Il y avait néanmoins chez Marie quelque chose qui la distinguait des autres jeunes filles de son âge. Elle tenait de son père un caractère méditatif et réfléchi, disposé à l’exaltation morale et religieuse. Née en Italie, sous la douce influence d’un ciel splendide et plein de visions, à l’ombre des cathédrales, où les saints et les anges vous sourient dans un nimbe de nuages, du haut de chaque arceau, elle aurait pu, comme sainte Catherine de Sienne, voir des apparitions bienheureuses dans les nuées ou une colombe aux ailes argentées descendre vers elle pendant ses prières ; mais elle s’était développée dans l’atmosphère claire, nette et froide de la Nouvelle-Angleterre, elle avait été nourrie de sa théologie abstraite et positive ; ses dispositions religieuses prirent un autre tour. Au lieu de se prosterner dans des extases mystiques au pied des saints autels, elle avait lu et médité des traités sur la volonté, elle avait écouté avec une ardente attention son guide spirituel, le docteur Hopkins, développer les théories du grand Edwards sur la nature de la véritable vertu1. En vraie femme, elle avait saisi la subtile poésie de ces abstractions sublimes qui traitaient de l’inconnu et de l’infini, qui lui parlaient de l’univers, de son grand architecte, de l’humanité et des anges comme d’objets d’une contemplation intime et quotidienne. Son maître, l’esprit le plus grand, le cœur le plus simple qui fut jamais, s’étonnait souvent de l’aisance avec laquelle cette belle jeune fille parcourait ces hautes régions de l’abstraction, devinant quelquefois, par la netteté singulière d’un esprit privilégié, les conclusions auxquelles il était arrivé par une longue suite de raisonnements. Parfois, quand elle tournait vers lui sa figure enfantine et sérieuse pour lui faire une réponse ou lui adresser une question, le digne homme tressaillait, comme si un ange lui eût apparu. Sans s’en rendre compte, il semblait souvent la suivre, comme Dante suivait des yeux Béatrix remontant les cercles des sphères célestes.

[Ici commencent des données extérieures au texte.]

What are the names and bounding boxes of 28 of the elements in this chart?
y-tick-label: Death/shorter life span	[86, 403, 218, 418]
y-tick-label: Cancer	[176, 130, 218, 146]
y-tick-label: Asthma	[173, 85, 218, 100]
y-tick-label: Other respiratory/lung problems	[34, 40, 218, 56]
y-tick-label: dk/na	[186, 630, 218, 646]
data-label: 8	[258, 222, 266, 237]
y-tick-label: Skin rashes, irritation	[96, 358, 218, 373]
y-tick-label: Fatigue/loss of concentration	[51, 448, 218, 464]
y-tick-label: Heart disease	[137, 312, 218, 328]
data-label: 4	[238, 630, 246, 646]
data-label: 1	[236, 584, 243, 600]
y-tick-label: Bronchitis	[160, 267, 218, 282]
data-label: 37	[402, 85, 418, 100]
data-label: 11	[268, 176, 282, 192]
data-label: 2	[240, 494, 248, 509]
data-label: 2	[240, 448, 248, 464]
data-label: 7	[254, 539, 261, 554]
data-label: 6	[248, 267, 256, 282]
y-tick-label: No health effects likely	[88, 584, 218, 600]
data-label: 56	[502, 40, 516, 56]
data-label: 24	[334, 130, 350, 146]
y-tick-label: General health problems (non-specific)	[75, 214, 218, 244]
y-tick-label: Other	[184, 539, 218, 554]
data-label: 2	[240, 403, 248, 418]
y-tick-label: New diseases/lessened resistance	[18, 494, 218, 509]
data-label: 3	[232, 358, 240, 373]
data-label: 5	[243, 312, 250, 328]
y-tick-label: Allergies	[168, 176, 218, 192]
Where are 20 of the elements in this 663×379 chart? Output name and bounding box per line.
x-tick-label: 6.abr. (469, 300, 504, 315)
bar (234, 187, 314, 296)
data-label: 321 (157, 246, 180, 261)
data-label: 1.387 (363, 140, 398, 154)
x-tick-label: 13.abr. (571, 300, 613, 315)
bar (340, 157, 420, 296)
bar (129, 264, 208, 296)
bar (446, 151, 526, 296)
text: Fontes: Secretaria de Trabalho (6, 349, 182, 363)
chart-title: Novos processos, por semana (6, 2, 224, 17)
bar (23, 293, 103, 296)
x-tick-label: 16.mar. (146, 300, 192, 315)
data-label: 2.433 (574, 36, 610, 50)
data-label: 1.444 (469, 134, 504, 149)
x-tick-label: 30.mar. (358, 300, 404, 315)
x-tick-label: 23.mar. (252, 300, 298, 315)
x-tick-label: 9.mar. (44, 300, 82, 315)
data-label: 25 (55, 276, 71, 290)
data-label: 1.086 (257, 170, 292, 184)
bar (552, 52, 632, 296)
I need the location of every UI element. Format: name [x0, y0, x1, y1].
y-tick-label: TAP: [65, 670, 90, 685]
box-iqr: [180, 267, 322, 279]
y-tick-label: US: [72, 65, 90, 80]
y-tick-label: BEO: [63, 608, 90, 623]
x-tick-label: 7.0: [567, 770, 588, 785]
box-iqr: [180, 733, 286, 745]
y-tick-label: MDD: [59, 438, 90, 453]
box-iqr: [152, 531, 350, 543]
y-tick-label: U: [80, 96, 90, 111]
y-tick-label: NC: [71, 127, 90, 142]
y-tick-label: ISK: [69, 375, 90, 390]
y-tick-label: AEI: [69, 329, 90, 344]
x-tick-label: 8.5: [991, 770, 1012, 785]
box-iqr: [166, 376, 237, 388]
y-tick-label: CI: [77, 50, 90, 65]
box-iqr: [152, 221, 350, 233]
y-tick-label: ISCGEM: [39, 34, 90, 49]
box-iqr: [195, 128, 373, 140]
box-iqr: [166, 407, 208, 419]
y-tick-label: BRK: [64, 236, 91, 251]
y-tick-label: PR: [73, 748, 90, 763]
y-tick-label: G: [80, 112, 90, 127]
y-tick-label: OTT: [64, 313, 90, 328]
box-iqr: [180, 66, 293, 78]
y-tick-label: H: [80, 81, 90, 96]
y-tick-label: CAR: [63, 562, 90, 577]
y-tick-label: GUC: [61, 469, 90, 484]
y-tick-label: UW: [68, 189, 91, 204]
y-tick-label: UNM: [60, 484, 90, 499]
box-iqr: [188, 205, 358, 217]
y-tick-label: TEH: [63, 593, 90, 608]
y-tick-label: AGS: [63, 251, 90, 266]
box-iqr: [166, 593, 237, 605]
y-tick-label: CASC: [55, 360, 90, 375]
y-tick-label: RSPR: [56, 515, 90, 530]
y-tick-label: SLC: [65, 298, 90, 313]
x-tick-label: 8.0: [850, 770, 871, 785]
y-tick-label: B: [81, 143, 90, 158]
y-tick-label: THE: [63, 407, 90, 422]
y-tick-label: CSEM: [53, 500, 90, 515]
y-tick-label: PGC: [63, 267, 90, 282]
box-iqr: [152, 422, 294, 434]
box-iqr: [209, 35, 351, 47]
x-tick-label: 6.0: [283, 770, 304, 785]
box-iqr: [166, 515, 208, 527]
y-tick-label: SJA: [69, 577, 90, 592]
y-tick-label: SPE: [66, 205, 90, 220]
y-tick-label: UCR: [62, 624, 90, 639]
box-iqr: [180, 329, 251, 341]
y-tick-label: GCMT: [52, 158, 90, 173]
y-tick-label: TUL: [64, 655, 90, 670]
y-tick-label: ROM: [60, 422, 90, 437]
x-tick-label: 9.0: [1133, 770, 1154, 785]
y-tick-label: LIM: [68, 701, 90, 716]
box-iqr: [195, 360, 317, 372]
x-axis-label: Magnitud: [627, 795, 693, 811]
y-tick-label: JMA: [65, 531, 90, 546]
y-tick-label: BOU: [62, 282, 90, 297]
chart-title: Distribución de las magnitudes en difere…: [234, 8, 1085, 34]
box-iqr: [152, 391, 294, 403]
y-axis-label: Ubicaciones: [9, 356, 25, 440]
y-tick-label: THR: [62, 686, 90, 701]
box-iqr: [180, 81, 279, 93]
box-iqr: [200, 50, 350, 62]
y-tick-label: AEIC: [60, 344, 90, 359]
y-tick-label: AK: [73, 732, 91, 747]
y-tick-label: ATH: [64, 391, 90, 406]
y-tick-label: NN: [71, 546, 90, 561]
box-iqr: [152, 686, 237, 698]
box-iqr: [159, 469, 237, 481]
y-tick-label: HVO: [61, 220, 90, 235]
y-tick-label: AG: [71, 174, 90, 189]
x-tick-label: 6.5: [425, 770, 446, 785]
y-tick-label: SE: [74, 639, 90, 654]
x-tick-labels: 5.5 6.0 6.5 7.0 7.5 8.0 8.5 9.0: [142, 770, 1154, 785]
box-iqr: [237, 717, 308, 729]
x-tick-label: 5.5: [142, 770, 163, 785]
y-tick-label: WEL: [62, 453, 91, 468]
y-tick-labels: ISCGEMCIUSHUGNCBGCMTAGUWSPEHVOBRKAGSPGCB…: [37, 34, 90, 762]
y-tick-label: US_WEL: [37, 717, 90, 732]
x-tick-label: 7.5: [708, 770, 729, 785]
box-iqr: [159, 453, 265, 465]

Lorsque sa mère le questionnait avec inquiétude sur l’état spirituel de sa fille, il répondait que c’était une enfant d’une étrange suavité de nature et d’un génie singulier. Sur quoi Katy reprenait avec orgueil que c’était tout le portrait de son père. Il est bien rare qu’une femme positive soit raffinée et exaltée par un amour réel, mais alors que cela arrive, il est touchant de voir combien la mort même est impuissante à éteindre cette affection : car la mère retrouve dans l’enfant une sorte de mystérieuse possession du père.

Marie était réellement une épreuve féminine de la nature de son père. L’esprit intérieur qui l’animait était celui qui fait les poëtes et les artistes ; mais l’air froid et piquant de la Nouvelle-Angleterre cristallise les émotions en idées et contraint plus d’une âme poétique à ne manifester ses tendances que dans la vie pratique.

La rigide discipline théologique de la Nouvelle-Angleterre est plus faite pour engendrer la force et la pureté que pour donner la joie. Bien qu’elle dût ennoblir, exalter une nature grave et sensible, elle était peu propre à la rendre heureuse.